Major tire producers are investigating new technologies to support their internal production processes and to gather more data per process step for individual tires. During the last 10 years, RFID has emerged as the answer to the industry's problem. It is a technology that will change the tire industry rapidly by supporting improvement of the overall quality of individual tires.
Furthermore, large volumes of data will be gathered to support decisions with better intelligence. RFID is the booster for the "Industry 4.0 Development."
An RFID, or tag, is a chip equipped with an antenna, which is applied on a carrier such as a PET, polypropylene, paper or, in the case of tires, sometimes rubber or dipped mesh materials.
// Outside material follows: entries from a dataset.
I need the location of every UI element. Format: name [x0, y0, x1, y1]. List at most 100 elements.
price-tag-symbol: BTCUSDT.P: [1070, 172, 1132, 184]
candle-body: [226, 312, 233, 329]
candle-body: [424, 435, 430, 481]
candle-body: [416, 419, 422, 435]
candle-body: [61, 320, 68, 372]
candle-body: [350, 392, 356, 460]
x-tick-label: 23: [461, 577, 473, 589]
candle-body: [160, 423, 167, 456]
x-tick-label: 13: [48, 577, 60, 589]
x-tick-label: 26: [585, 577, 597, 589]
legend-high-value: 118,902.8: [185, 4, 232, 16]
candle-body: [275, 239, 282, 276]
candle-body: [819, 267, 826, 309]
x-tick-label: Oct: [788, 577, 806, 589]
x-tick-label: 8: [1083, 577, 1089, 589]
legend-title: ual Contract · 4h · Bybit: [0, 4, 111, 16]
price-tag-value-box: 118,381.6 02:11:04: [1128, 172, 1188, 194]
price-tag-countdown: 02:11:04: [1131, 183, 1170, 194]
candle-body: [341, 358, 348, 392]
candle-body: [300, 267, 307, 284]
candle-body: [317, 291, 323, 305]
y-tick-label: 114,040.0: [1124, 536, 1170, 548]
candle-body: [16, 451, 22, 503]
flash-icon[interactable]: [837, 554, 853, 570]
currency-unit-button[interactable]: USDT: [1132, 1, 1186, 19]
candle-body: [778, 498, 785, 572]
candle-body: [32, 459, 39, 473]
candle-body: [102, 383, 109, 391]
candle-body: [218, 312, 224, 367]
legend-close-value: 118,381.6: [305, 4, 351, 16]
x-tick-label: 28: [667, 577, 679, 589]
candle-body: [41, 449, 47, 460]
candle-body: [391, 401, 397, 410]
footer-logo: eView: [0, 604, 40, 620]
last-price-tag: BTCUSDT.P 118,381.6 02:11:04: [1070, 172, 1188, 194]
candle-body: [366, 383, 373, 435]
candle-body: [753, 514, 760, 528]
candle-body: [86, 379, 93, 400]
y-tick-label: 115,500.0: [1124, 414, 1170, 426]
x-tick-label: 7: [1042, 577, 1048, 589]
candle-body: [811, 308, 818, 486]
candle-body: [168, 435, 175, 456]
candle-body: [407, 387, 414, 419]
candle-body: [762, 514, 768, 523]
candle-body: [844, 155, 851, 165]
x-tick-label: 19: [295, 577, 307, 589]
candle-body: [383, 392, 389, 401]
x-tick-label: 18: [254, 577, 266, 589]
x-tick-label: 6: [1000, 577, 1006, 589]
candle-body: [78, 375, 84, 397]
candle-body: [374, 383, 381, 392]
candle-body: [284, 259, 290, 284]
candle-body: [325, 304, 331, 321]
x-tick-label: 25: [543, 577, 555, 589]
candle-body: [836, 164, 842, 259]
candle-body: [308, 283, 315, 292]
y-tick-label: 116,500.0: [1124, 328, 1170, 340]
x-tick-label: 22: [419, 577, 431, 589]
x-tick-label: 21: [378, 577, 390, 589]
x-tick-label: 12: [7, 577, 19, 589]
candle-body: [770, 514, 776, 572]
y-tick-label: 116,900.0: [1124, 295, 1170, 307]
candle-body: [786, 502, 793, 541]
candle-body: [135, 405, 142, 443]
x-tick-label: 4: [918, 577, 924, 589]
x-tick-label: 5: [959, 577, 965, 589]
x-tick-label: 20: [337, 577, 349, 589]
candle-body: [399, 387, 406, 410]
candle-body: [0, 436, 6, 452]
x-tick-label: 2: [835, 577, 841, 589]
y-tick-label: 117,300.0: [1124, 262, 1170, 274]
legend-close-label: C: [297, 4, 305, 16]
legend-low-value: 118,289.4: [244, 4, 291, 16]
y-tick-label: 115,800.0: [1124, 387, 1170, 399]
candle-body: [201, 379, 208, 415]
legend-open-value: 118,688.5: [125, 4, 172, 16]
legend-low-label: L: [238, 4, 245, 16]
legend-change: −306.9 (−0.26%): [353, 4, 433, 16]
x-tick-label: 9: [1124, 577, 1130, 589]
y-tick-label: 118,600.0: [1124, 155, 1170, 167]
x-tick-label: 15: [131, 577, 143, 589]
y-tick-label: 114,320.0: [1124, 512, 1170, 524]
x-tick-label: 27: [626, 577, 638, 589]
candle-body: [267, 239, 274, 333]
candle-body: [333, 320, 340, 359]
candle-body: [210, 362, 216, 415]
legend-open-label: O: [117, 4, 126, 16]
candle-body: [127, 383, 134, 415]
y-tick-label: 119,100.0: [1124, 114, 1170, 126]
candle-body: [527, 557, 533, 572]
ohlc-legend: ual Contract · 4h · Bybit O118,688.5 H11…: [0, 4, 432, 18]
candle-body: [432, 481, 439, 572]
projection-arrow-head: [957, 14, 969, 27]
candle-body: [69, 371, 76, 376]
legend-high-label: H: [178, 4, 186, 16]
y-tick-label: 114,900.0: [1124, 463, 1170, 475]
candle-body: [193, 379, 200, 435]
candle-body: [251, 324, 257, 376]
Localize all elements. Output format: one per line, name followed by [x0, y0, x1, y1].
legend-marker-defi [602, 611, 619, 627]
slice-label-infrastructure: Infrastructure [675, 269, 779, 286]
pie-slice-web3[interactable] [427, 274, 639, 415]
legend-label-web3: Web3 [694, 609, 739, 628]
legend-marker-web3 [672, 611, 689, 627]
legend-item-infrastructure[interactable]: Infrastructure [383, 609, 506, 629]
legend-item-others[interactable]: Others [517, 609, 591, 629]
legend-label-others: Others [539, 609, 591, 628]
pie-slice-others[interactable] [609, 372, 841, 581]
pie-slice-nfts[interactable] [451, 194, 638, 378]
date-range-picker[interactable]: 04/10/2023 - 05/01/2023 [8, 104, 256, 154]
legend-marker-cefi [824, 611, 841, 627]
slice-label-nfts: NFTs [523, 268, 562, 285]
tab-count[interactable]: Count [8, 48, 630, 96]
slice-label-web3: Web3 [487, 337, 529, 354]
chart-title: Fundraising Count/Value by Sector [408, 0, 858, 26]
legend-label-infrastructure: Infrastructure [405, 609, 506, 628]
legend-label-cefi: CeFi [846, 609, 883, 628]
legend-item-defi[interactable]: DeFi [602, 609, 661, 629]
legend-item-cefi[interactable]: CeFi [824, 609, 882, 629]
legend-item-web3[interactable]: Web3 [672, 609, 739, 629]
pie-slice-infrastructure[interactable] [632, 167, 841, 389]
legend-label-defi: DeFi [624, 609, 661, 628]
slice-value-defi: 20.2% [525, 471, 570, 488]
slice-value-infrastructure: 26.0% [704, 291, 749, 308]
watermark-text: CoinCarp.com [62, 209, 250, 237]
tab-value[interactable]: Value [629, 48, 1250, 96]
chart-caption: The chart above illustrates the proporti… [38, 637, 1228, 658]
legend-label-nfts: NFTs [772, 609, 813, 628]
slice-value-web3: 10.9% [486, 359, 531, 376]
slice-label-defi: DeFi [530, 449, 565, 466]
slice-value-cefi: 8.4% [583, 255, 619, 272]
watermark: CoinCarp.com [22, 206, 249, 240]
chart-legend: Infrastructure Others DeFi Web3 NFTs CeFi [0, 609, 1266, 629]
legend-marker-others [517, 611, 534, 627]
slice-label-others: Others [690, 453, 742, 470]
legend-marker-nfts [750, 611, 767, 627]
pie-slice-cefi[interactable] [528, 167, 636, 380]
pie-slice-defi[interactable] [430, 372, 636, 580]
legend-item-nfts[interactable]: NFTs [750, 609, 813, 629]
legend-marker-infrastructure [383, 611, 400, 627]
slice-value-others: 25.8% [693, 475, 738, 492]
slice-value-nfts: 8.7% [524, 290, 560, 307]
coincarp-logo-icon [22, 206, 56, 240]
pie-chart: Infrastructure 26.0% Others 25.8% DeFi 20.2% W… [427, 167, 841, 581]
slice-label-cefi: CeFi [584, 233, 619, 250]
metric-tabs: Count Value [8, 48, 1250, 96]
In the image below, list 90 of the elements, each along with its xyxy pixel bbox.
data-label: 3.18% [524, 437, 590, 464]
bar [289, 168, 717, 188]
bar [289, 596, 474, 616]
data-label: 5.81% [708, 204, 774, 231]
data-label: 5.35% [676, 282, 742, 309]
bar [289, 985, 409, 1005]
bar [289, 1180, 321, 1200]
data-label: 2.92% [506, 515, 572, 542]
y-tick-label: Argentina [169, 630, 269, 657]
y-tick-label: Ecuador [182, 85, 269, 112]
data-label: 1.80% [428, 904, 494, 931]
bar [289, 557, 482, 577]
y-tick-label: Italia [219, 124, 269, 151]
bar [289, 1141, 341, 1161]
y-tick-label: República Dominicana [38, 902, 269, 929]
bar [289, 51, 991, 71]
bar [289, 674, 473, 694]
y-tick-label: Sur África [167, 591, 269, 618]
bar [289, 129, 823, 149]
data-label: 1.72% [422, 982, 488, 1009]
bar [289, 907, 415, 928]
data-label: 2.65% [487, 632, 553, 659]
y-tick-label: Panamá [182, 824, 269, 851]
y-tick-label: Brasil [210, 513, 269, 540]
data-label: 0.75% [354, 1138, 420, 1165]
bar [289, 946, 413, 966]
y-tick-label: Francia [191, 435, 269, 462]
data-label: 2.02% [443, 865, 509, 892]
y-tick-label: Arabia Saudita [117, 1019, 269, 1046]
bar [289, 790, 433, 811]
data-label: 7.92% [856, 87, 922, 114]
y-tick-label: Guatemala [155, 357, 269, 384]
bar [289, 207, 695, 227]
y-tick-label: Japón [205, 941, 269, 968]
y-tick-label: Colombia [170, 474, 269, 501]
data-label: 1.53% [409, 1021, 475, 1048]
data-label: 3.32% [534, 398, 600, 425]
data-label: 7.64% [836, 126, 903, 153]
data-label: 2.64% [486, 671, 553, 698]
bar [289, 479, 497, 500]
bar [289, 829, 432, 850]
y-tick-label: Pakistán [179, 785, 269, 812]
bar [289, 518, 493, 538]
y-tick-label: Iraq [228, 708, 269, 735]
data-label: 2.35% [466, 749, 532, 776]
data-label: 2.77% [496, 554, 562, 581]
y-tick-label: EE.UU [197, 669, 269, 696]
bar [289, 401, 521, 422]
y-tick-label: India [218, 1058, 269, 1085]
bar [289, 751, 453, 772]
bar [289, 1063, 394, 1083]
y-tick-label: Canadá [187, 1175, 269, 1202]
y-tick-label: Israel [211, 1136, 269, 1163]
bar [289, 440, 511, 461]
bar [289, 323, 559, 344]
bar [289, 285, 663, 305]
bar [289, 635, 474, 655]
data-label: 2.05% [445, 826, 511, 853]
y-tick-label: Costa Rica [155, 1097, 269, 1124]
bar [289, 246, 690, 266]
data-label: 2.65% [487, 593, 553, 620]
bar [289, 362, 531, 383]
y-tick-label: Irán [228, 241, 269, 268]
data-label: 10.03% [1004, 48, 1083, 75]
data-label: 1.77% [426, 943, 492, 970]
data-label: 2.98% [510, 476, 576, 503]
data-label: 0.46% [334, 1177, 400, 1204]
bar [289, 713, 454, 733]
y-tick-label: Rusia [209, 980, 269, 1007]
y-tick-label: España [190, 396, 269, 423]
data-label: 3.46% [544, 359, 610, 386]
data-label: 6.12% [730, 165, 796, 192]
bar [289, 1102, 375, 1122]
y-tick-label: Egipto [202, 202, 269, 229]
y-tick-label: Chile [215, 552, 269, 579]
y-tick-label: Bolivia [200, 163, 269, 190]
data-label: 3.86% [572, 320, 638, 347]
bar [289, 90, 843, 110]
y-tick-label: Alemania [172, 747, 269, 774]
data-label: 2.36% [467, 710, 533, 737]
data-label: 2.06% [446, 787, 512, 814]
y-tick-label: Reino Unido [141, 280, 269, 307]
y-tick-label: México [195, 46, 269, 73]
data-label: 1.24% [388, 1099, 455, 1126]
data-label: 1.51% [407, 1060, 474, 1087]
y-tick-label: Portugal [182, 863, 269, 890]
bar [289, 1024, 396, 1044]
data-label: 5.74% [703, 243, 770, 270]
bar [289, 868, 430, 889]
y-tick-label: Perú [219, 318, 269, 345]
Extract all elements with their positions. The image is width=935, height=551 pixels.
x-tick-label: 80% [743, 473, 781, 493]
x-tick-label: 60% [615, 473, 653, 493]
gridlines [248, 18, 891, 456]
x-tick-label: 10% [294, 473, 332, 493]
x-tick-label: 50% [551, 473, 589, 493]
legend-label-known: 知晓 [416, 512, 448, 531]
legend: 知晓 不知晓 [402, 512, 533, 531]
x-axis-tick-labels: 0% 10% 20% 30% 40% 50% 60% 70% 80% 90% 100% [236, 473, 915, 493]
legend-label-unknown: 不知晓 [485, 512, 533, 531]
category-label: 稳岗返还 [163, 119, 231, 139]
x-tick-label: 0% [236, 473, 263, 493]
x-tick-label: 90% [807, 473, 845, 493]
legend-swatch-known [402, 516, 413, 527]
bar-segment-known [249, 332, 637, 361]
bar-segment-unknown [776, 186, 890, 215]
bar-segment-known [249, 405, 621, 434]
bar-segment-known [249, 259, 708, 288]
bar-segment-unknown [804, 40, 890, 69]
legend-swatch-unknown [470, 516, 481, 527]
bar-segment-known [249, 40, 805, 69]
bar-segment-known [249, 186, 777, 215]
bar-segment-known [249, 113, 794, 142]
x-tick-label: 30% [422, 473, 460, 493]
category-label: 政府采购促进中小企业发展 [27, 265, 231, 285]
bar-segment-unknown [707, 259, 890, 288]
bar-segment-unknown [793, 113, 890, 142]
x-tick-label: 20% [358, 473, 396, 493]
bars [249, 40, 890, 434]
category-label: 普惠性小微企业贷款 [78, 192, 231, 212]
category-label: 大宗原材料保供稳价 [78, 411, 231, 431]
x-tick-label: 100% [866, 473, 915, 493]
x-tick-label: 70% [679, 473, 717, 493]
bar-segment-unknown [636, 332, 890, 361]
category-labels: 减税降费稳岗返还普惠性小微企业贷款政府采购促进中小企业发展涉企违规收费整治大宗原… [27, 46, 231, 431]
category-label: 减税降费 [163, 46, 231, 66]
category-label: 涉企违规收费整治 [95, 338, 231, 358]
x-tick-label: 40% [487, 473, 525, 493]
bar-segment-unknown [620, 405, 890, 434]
The ultra-high frequency class one Gen2 has been certified as the world standard for passive — without a battery — RFID tags.
A comprehensive RFID solution always contains the RFID tag, software and a handheld or stationary reader including antennas. When a tag passes the reading field of an antenna, it reads the tag and sends the unique identification number back to the system. This can be a speedy process with up to 300 of these identifications per second.
In comparison with identification by bar codes, there are a range of benefits. There is no line-of-sight needed between the reader and the tag. Identification can occur in bulk, up to 150 tires in one scan. And the distance from which RFID tags can be read is more flexible than for bar codes, from zero up to several feet.
The tire industry recognizes these benefits and several solutions based on RFID technology have been defined in the past few years.
A range of RFID solutions for different phases of the tire production and logistics processes have been patented. Those solutions are all based on the same concept of a tag applied to an object, read by a reader and stored in a database. The challenge for a successful implementation lies in dealing with the complex and harsh environment of tire manufacturing. A number of solutions have addressed these factors and are available in the market.
In mixing processes, RFID labels can be applied on the big bags of chemicals, rubber and an RFID reader fixed on the loader. The moment the wrong chemicals are recognized by the reader the loader will stop and an alarm is activated. Mistakes can, therefore, be prevented before they occur.
RFID can support the management of tire-making machines, machine parts and tools. The type of tire is stored in a database and associated with different tools.